The interior of an Under Armor store is shown on November 3, 2021 in Houston, Texas.
Brandon Bell | Getty Images
Wall Street is not satisfied Under Armor Founder Kevin Plank returns as CEO.
Shares of the athletic apparel company fell about 12% on Thursday after the retailer announced late Wednesday that CEO Stephanie Linnartz will step down after just a year on the job and Plank will replace her on April 1.
After the announcement, both Williams Trading and Evercore ISI downgraded Under Armor and cut their price targets. Williams Trading rated it a breakout and cut its price target from $11 to $8, while Evercore downgraded the company to Underperform and cut its price target from $8 to $7.
Linnartz, ex Marriott International executive who took the helm last February, is the second CEO the company has replaced in less than two years.
Former Aldo Group CEO Patrik Frisk replaced Plank as CEO of Under Armor in January 2020 only to suddenly announce plans to step down just over two years later in May 2022.
That December, Under Armor announced plans to hire Linnartz on a bet that her experience developing Marriott’s famous Bonvoy loyalty program and growing digital revenue for the hotel giant would make up for her lack of retail experience.
Since starting at Under Armour, Linnartz had focused on revamping the company’s C-suite, creating the loyalty program, UA Rewards, and shifting the brand’s lineup to a more athletic-focused offering that had more stylish options for women.
In its downgrade, Evercore ISI said Plank’s return to the company was a “clear signal” that the strategy was not working and that key performance indicators continued to deteriorate in the current quarter.
“We think the most likely scenario for Mr.

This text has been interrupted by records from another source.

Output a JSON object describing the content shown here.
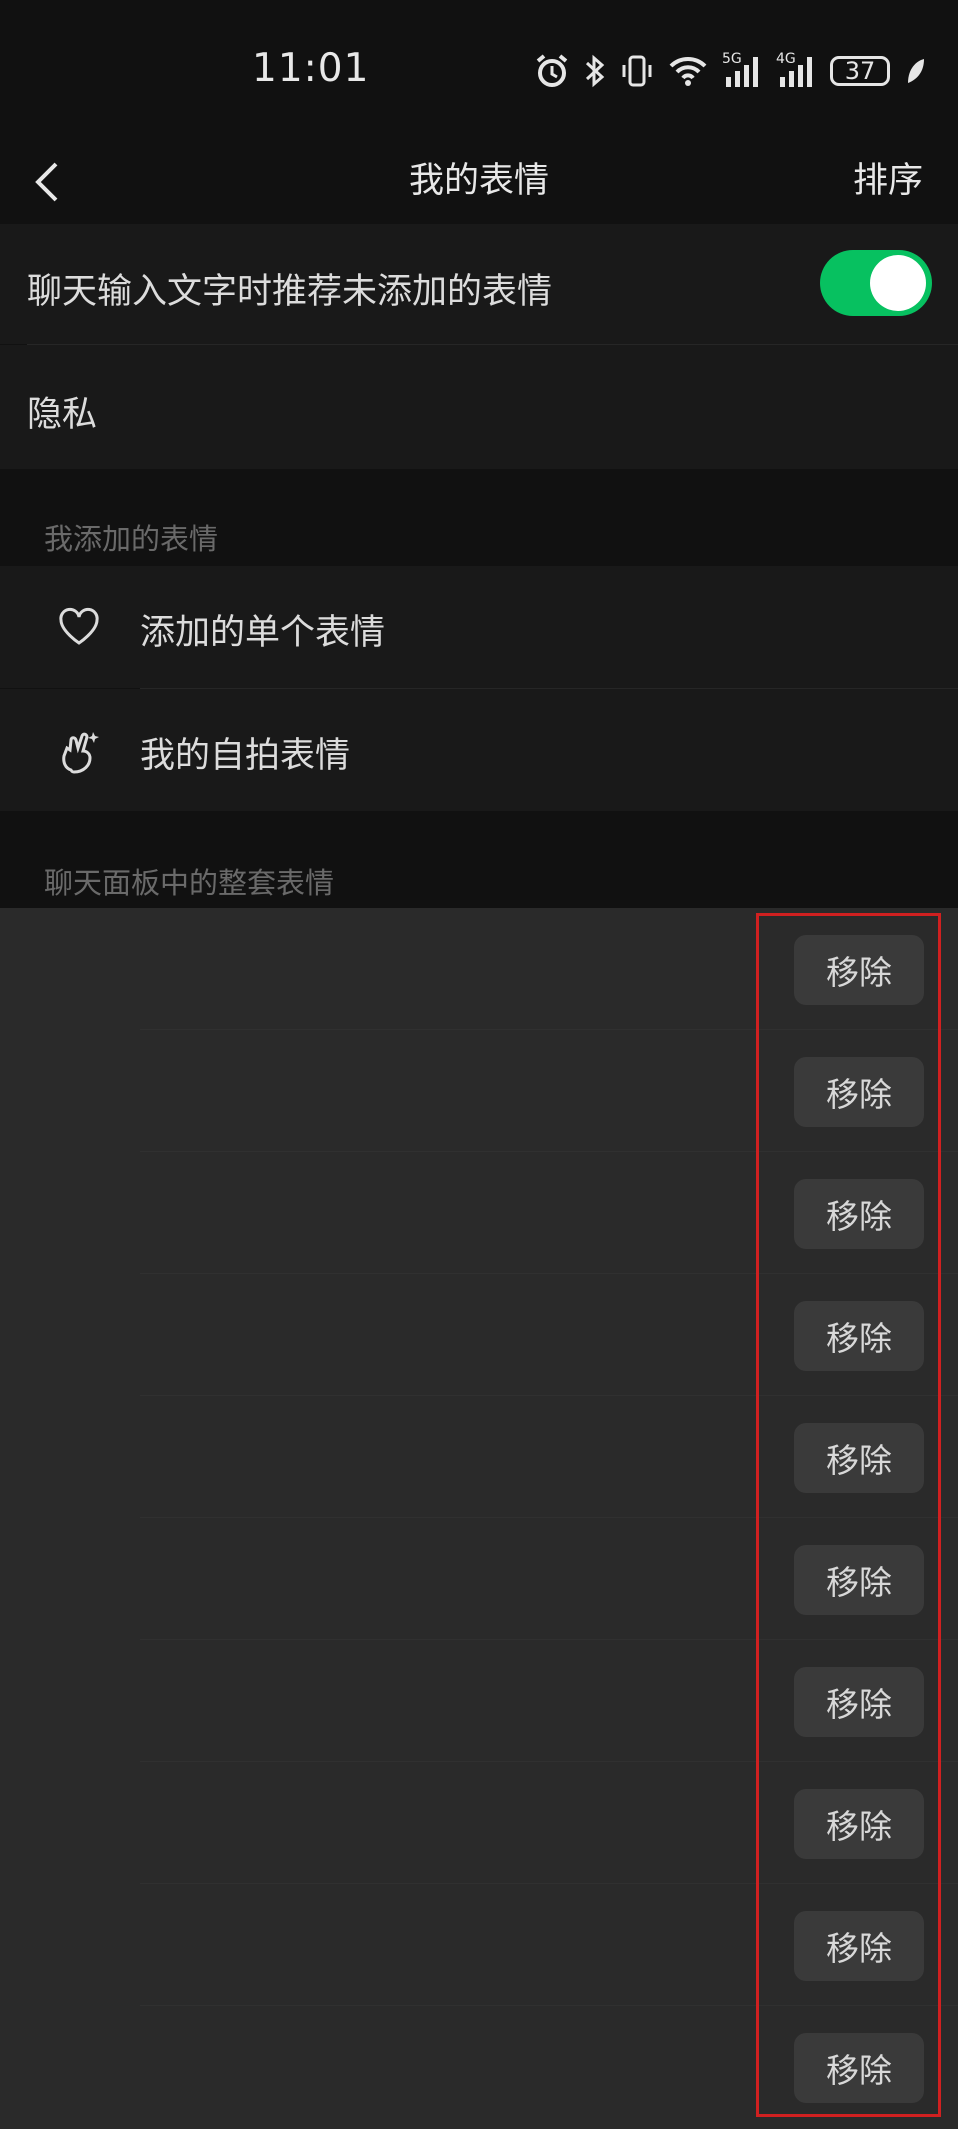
{
  "status_bar": {
    "time": "11:01",
    "battery": "37",
    "icons": [
      "alarm-icon",
      "bluetooth-icon",
      "vibrate-icon",
      "wifi-icon",
      "5g-signal-icon",
      "4g-signal-icon",
      "battery-icon",
      "leaf-icon"
    ],
    "net1": "5G",
    "net2": "4G"
  },
  "nav": {
    "title": "我的表情",
    "right_action": "排序"
  },
  "settings": {
    "recommend_label": "聊天输入文字时推荐未添加的表情",
    "recommend_enabled": true,
    "privacy_label": "隐私"
  },
  "added_section": {
    "header": "我添加的表情",
    "items": [
      {
        "label": "添加的单个表情",
        "icon": "heart-icon"
      },
      {
        "label": "我的自拍表情",
        "icon": "selfie-hand-icon"
      }
    ]
  },
  "packs_section": {
    "header": "聊天面板中的整套表情",
    "remove_label": "移除",
    "rows": [
      {
        "remove": "移除"
      },
      {
        "remove": "移除"
      },
      {
        "remove": "移除"
      },
      {
        "remove": "移除"
      },
      {
        "remove": "移除"
      },
      {
        "remove": "移除"
      },
      {
        "remove": "移除"
      },
      {
        "remove": "移除"
      },
      {
        "remove": "移除"
      },
      {
        "remove": "移除"
      }
    ]
  },
  "colors": {
    "toggle_on": "#07c160",
    "highlight": "#d02020"
  }
}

Plank to follow will involve efforts to accelerate North America revenue growth … which we believe will add significant risk to the brand over the long term,” analyst Michael Binetti wrote.

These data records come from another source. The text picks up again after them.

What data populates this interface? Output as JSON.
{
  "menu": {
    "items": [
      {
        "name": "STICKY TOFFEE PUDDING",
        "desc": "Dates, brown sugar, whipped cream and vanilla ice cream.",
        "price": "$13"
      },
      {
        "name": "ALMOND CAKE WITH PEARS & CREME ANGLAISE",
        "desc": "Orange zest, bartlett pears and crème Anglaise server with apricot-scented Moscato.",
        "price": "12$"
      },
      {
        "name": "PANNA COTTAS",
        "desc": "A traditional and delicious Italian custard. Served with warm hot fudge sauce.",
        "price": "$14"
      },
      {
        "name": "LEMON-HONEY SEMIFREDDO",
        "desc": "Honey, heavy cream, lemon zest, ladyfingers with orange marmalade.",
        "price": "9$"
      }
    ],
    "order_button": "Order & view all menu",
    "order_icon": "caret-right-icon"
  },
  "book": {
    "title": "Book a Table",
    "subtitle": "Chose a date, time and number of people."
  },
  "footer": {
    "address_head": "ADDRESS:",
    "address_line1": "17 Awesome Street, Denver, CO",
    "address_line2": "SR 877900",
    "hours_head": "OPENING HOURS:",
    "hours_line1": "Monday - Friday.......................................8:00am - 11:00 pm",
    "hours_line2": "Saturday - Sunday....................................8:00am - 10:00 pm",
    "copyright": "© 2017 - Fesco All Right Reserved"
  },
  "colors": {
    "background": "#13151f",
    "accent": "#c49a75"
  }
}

Sales at Under Armor slowed during the holiday quarter as the company grappled with weak demand in North America and subdued wholesale orders. However, this dynamic has also affected rivals and is emblematic of larger forces weighing on the retail industry.
In the face of persistent inflation, high interest rates and shrinking savings accounts, consumers in North America have been more selective with their discretionary dollars and have shifted from buying new clothes and shoes to spending on food and travel.

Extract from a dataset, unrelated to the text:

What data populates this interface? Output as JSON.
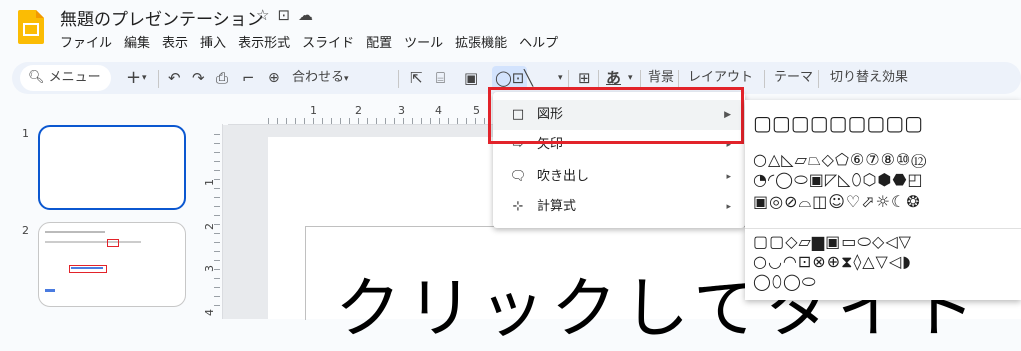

Wholesalers, on the other hand, have kept tight order books since recent years after being saddled with high inventories built up during the pandemic-era supply chain fallout. Now that inventory levels have largely normalized across the industry, wholesalers have been cautious with their orders as they try to maintain those levels while facing an uncertain demand picture.
Analysts at William Blair agreed that Plank will focus on growing revenue at Under Armour, which challenges the company’s position that fiscal 2025 will be a year of cost efficiency.
“Furthermore, with roughly two-thirds of leadership new to Under Armor in the past year, Linnartz’s departure carries some risk that Under Armor could undergo more changes in key roles, which could derail our for recovery in domestic revenue growth in fiscal 2026 intrinsic product lead times are given if key leadership changes,” the note read. “That said, Plank has been heavily involved over the past year as head of brand and executive chairman, which somewhat bolsters our optimism that the key hires will remain in place.”
GlobalData retail analyst and managing director Neil Saunders said Linnartz’s impending exit was “symptomatic of a brand that can’t quite decide which direction it wants to go”.
“Under Armor has already gone through several rounds of changes as it tries to deal with declining sales and brand issues, but as its latest string of poor quarterly results shows, it has yet to find a successful path to rebuilding the business,” Saunders said. he said in an emailed note.
“All the twists and turns have created a brand that is increasingly confusing to consumers and wholesale partners,” continued Saunders. “That in turn made Under Armor easier to overlook. Fixing these problems isn’t simple, no matter who takes over as CEO.”